Hello everyone, I am new here so please be gentle. I need to parse some JSON and convert to a Dataframe but am having the difficulty in getting the right format. The ultimate goal is to put the data in a Google BigQuery table. The following is sample data but the idea is the same.
JSON:
JSON:
{ 'data': { 'max_age': '', 'now': '2020/02/18 12:21:35 GMT-0000', 'result': [ { 'age': 0, 'saved_question': 0, 'Applicant_id': '678345783', 'columns': [ { 'field_id': 5634564356, 'name': 'Applicant Name' }, { 'field_id': 35884245, 'name': 'Applicant Address' }, { 'field_id': 245676734, 'name': 'Applicant age' }, { 'field_id': 345694546, 'name': 'Count' } ], 'count_employees': 2100, 'id': 15036122, 'employee_count': 2100, 'rows': [ { 'eid': 2971220455, 'data': [ [ { 'text': 'John Smith' } ], [ { 'text': '21' } ], [ { 'text': 'Rock Star' } ], [ { 'text': '1' } ] ], 'tid': 3622122231 }, { 'eid': 18444835, 'data': [ [ { 'text': 'Jane Doe' } ], [ { 'text': '65' } ], [ { 'text': 'Retired' } ], [ { 'text': '1' } ] ], 'tid': 1301620287 },Code:
with open('signals.pickle', 'rb') as outfile: json_data = pickle.load(outfile) something = json_normalize(json_data, record_path =['data','result','rows'[0:]]) something2 = something.pivot(index='cid', columns=['data'[0:]], values=[['data'[0][0]]]) print(something.head(10))Traceback:
Error:Traceback (most recent call last):
File "test.py", line 90, in <module>
something2 = something.pivot(index='cid', columns=['data'[0:]], values=[['data'[0][0]]])
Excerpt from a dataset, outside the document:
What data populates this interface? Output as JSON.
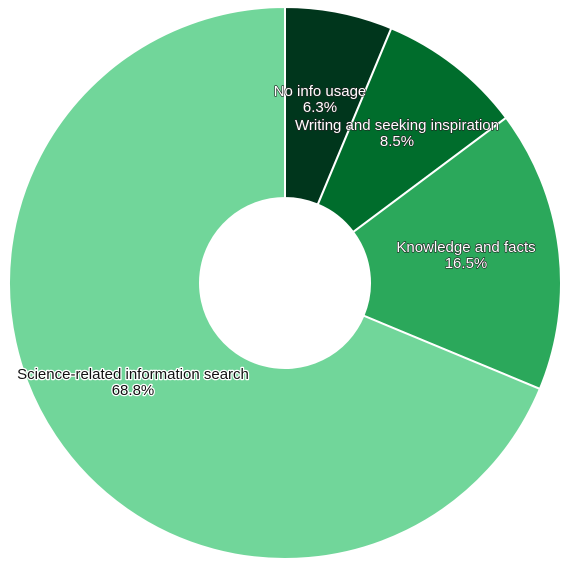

File "C:\XXXXX\XXXXX\XXXXX\XXXXX\XXXXX\XXXXX\XXXXX\XXXXX\XXXXX\XXXXX\XXXXX\XXXXX", line 5912, in pivot
return pivot(self, index=index, columns=columns, values=values)
File "C:\XXXXX\XXXXX\XXXXX\XXXXX\XXXXX\Python\Python37\lib\site-packages\pandas\core\reshape\pivot.py", line 426, in pivot
data[values].values, index=index, columns=values
File "C:\XXXXX\XXXXX\XXXXX\XXXXX\Programs\Python\Python37\lib\site-packages\pandas\core\frame.py", line 2981, in __getitem__
indexer = self.loc._convert_to_indexer(key, axis=1, raise_missing=True)
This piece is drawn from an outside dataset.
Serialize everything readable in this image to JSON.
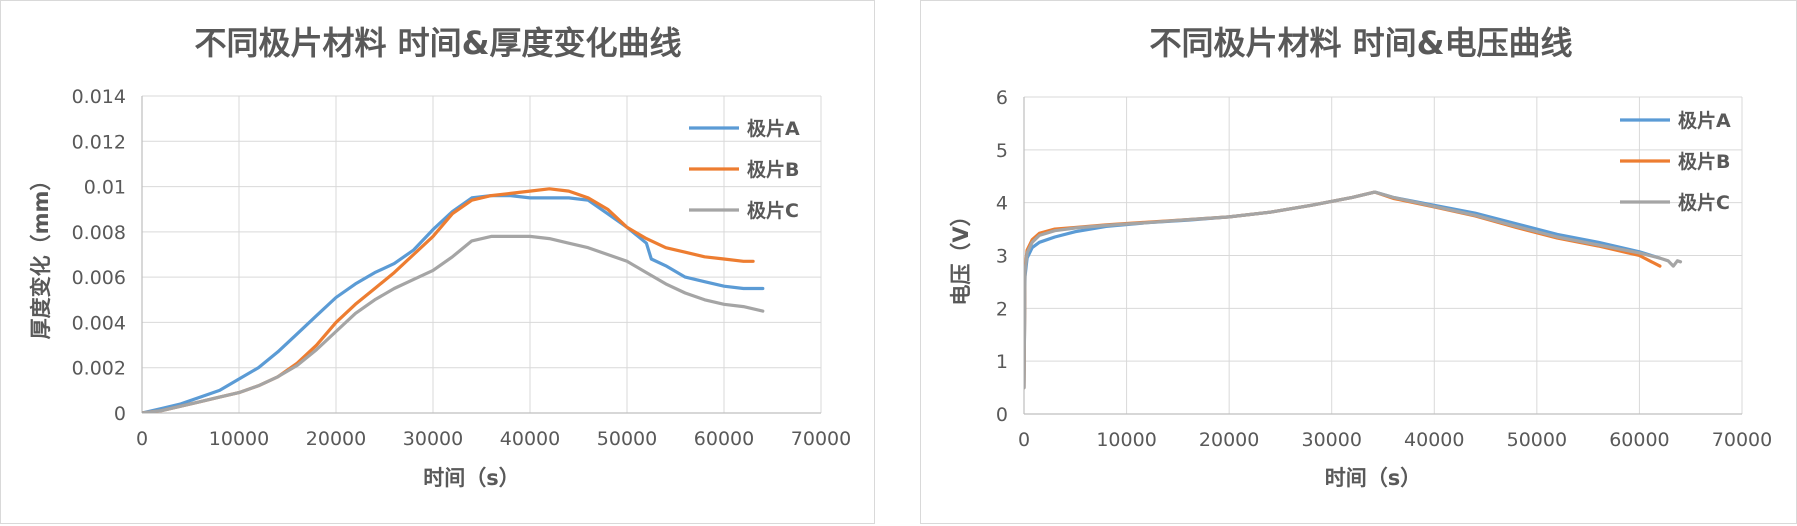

File "C:\XXXXX\XXXXX\XXXXX\Local\Programs\Python\Python37\lib\site-packages\pandas\core\indexing.py", line 1271, in _convert_to_indexer
return self._get_listlike_indexer(obj, axis, **kwargs)[1]
File "C:\XXXXX\XXXXX\XXXXX\XXXXX\Programs\Python\Python37\lib\site-packages\pandas\core\indexing.py", line 1078, in _get_listlike_indexer
keyarr, indexer, o._get_axis_number(axis), raise_missing=raise_missing
File "C:\XXXXX\XXXXX\XXXXX\XXXXX\Programs\Python\Python37\lib\site-packages\pandas\core\indexing.py", line 1163, in _validate_read_indexer
key=key, axis=self.obj._get_axis_name(axis)
KeyError: "None of [Index([('d',)], dtype='object')] are in the [columns]"
I have tried several different ways of doing this and decided this was probably the best. Any ideas are obviously welcome.